Many organizations accumulate too much data while paradoxically using too little of that data to support their decision-making processes. Examples of too much data include:

  1. IIoT/SCADA data that has not been reduced to contain only records of changes.
  2. Excessive history or granularity that adds no value to the analytics.
  3. Subscribing to multiple data services for highly similar data.

Too much data impacts performance and double-counting events, leading to misleading analytics.

Haphazard data management

Some companies work with haphazard data management practices. Examples include:

  1. Data has gaps and inconsistencies that require cleanup before real analytical work can begin.
  2. Data quality varies from vendor to vendor, such as component and material vendors.
  3. Data quality varies from application to application and from region to region.
  4. Data model differences across software packages thwart data stewardship efforts.

Data management practices can be strengthened by:

  1. Supporting the work of data stewards.
  2. Describing expected data standards in vendor agreements.

Recognizing poor data quality

Poor data quality first manifests itself in these IT technical issues:

  1. Hinders integrating data from multiple sources.
  2. Creates summation errors.
  3. Causes software crashes.
  4. Causes system performance problems.

Then poor data quality leads to these business issues:

  1. A lack of confidence in reports and charts.
  2. Uninformed or misinformed decision-making that adds risk.
  3. Inaccurate problem analysis that adds cost.
  4. Poor customer relationships that reduce sales and market share.
  5. Disappointing product launches that slow growth.

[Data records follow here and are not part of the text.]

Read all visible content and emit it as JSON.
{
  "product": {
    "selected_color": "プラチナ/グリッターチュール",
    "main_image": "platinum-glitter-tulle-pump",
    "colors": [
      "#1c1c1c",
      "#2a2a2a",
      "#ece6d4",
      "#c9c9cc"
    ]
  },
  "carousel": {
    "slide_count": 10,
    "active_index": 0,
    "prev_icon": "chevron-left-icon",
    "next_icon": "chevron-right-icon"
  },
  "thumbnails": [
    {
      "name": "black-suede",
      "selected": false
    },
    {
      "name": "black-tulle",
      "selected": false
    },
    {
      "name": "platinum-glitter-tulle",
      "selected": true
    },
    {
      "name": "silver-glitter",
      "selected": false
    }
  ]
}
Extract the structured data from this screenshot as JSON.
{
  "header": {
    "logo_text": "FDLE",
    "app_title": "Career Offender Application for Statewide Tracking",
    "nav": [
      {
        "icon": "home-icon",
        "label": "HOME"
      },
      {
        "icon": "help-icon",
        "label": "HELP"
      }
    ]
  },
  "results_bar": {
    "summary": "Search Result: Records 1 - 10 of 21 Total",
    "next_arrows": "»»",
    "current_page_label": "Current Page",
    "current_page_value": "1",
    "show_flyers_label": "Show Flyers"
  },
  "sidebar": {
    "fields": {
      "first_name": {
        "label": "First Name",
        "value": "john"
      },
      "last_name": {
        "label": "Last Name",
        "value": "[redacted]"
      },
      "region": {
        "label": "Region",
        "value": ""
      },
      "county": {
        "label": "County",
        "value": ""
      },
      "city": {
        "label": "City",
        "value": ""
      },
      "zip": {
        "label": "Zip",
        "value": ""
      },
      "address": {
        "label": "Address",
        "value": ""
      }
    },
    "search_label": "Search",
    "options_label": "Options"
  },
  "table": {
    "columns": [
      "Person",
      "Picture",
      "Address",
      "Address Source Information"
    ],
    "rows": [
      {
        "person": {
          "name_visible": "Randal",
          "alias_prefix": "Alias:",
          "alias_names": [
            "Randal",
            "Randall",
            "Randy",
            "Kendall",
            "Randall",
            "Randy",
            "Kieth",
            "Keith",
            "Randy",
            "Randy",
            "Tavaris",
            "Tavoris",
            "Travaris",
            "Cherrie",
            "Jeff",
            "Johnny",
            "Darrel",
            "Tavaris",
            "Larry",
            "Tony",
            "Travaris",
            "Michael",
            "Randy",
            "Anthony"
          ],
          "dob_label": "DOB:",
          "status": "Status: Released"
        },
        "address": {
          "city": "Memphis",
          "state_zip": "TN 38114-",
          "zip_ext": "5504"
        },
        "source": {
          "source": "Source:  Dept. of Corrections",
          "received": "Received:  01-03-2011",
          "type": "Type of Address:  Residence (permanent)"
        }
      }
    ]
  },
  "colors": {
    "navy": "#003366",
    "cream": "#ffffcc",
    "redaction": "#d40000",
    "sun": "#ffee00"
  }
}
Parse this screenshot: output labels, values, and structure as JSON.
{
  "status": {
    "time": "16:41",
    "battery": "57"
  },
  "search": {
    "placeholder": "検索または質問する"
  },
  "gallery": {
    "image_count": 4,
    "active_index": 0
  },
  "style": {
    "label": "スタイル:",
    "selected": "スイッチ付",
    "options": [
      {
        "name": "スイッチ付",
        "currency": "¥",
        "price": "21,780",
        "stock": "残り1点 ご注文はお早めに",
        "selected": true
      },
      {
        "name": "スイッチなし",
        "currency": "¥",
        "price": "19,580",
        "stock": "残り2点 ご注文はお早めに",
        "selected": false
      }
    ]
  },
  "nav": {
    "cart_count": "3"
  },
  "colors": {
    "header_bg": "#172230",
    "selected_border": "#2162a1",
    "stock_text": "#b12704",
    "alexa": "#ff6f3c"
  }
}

Solutions to poor data quality

The solution to these frustrating data consequences consists of the following actions that engineering leadership can champion:

  1. Educate employees that accurate and complete data is a prerequisite to superior customer service and data analytics.
  2. Appoint a data steward for every IT system and provide that person with reports and charts that monitor data quality in their assigned application.
  3. Set data standards for the organization.
  4. Ensure data integration processes produce exception reports that reveal data problems that need correction.
  5. Design software to validate data more thoroughly.
  6. Test software thoroughly.
  7. Enact data governance processes.
  8. Create data quality measures and share status and trends using dashboards.
  9. Follow reasonable data modelling practices.
  10. Introduce processes that reduce identical IIoT/SCADA data.
  11. Create summary data marts.
  12. Offer a data catalog that helps end-users better understand which databases, data marts and tables are most suitable for their queries.

One or more of these actions can correct the specific data issues described above to advance digital transformation and ensure that only superior data powers data analytics.

Overcoming data issues will advance digital transformation and reduce operating costs. Engineers can lead in addressing data issues through many actions. The most important is for engineers to communicate that data is a valuable asset that needs to be cared for, just like other asset categories such as buildings, equipment and intellectual property.